Insilico has also recognized the potential of TNIK as a longevity target, noting on its website that the molecule “contributes to the pathogenesis of several chronic diseases and aging-related organ damage.” Insilico is studying rentosertib in idiopathic pulmonary fibrosis—for which the biotech has wrapped up Phase IIa testing—and kidney fibrosis. Insilico also has several Phase I programs for various aging-related conditions, including breast cancer and inflammatory bowel diseases.
Insilico’s AI-forward approach has garnered strong support throughout the years. In January, the company closed a series E financing, bringing in $110 million in proceeds. Insilico at the time also noted that it has so far secured more than $2.1 billion in pipeline out-licensing agreements—including the September 2023 deal with Exeixis and the January 2024 agreement with Menarini, which the partners expanded in January this year.
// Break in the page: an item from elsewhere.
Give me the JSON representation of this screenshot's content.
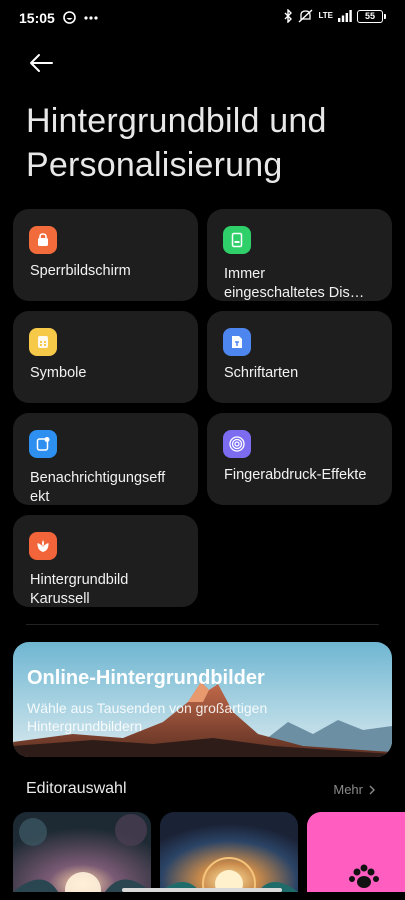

At the same time, Insilico has several ongoing discovery and development partnerships, including the November 2022 arrangement with Sanofi involving a $21.5 million upfront payment and up to $1.2 billion in milestones.
Rubedo Life Sciences
Rounding out this list is California-based Rubedo Life Sciences, which is working on agents that selectively target and eliminate senescent cells.
In an email to BioSpace, Sahir Ali, solo general partner at the investment firm Modi Ventures, called Rubedo a “standout example” of longevity therapeutics, pointing to the biotech’s platform, which is “designed to discover and develop senolytic drugs for multiple age-related diseases.” Rubedo is a portfolio company of Modi Ventures.
Rubedo, Ali contended, is taking a “mechanism-first, disease-agnostic” approach to longevity.
What distinguishes Rubedo from the rest of the longevity space is its use of single-cell RNA sequencing and spatial multi-omics—two cutting-edge techniques that allow the biotech to look at the changes within a cell with high resolution. Rubedo also supports its drug development efforts with its proprietary AI-driven platform Alembic to identify potential druggable targets for therapeutics.
Taken together, this approach not only allows Rubedo to address underlying pathways of aging-related conditions but also “preserve biological youth,” according to the biotech’s website.
Such a lofty goal is still a few years away, however. The company’s most mature asset only entered Phase I studies in May. The candidate, dubbed RLS-1496, is a potentially disease-altering modulator of the GPX4 enzyme, which prevents cell death. RLS-1496 specifically targets pathological “zombie” cells that contribute to inflammation-driven aging. Rubedo is initially testing RLS-1496 for dermatology applicationsin plaque psoriasis, aging skin and atopic dermatitis.
Ali’s Modi Ventures participated in Rubedo’s series A financing in April 2024, which gave the biotech a $40 million infusion to support the development of RLS-1496. The fundraise was led by Khosla Ventures and Ahren Innovation capital. Jakimov’s LongeVC also participated in the effort.